Rasher is a former mayor of the city of Marshall and worked for many years for Consumers Energy in areas such as brownfield redevelopment and air quality. He has a bachelor's degree in fisheries and wildlife and a master's degree in business administration and finance. Rasher presently is director of operations, asset repositioning and global corporate services for CB Richard Ellis.
The executive order also transfers the Commission of Natural Resources to the DNRE and renames it the Natural Resources Commission. The commission retains its authority to regulate the taking of game and other duties as prescribed by law. The NRC also will advise the director on natural resources and conservation issues.
Several boards, councils or committees are abolished by the executive order. The Site Review Board process is being eliminated for greater efficiency in environmental proceedings. The Citizens Committee for Michigan State Parks and the Water Resources Conservation Advisory Council are abolished and their functions transferred to the Natural Resources Commission.
The Michigan Trailways Advisory Council and the Michigan Snowmobile Advisory Committee also are abolished.

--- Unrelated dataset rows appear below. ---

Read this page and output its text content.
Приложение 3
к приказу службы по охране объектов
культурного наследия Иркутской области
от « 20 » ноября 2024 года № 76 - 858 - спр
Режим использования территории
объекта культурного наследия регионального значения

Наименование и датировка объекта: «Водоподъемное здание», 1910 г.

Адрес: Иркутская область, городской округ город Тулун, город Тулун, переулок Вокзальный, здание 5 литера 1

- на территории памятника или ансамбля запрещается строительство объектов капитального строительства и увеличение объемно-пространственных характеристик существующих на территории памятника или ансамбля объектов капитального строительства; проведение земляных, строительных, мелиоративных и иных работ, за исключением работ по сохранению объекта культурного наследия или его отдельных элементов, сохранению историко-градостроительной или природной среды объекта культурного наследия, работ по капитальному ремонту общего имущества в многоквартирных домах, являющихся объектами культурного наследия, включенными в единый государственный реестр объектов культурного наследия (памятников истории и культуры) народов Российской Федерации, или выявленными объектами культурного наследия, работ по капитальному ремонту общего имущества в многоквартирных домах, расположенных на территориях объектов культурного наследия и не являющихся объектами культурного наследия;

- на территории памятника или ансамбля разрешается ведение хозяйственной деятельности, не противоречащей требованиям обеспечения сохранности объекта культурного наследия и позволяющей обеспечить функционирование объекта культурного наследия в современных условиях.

Their functions are transferred to a new seven-member Michigan Trails Advisory Council within the DNRE that will advise the governor and the DNRE director on creating, developing, operating and maintaining motorized and non-motorized trails in Michigan.
Several other entities are transferred to the DNRE. They are the Low-Level Radioactive Waste Authority, Mackinac Island State Park Commission, Michigan Forest Finance Authority, Michigan Natural Resources Trust Fund Board, and Office of the Great Lakes.
The executive order also authorizes the DNRE director to convene a seven-member Environmental Science Review Board composed of experts in biological sciences, chemistry, ecological science, engineering, geology, physics and related disciplines. The board will advise the DNRE on scientific issues affecting the protection and management of Michigan's environment and natural resources.
Also impacted by the executive order is the Department of Agriculture. After the executive order's effective date, the department director will continue to serve as the head of the department; however, in the future, the governor will appoint the department director.
The executive order transfers the regulation of horse racing from the Office of Racing Commissioner in the Department of Agriculture to the Michigan Gaming Control Board. The Office of Racing Commissioner and the position of racing commissioner are abolished. The Michigan Gaming Control Board's executive director will perform the functions of racing commissioner.
Three agricultural groups - Agricultural Preservation Fund Board, Michigan Family Farm Development Authority, and Pesticide Advisory Committee - are abolished by the executive order and their functions transferred to the Department of Agriculture.
A separate executive order (2009-44) abolishes the Michigan Climate Action Council, which completed its work, and the Aquatic Nuisance Species Council.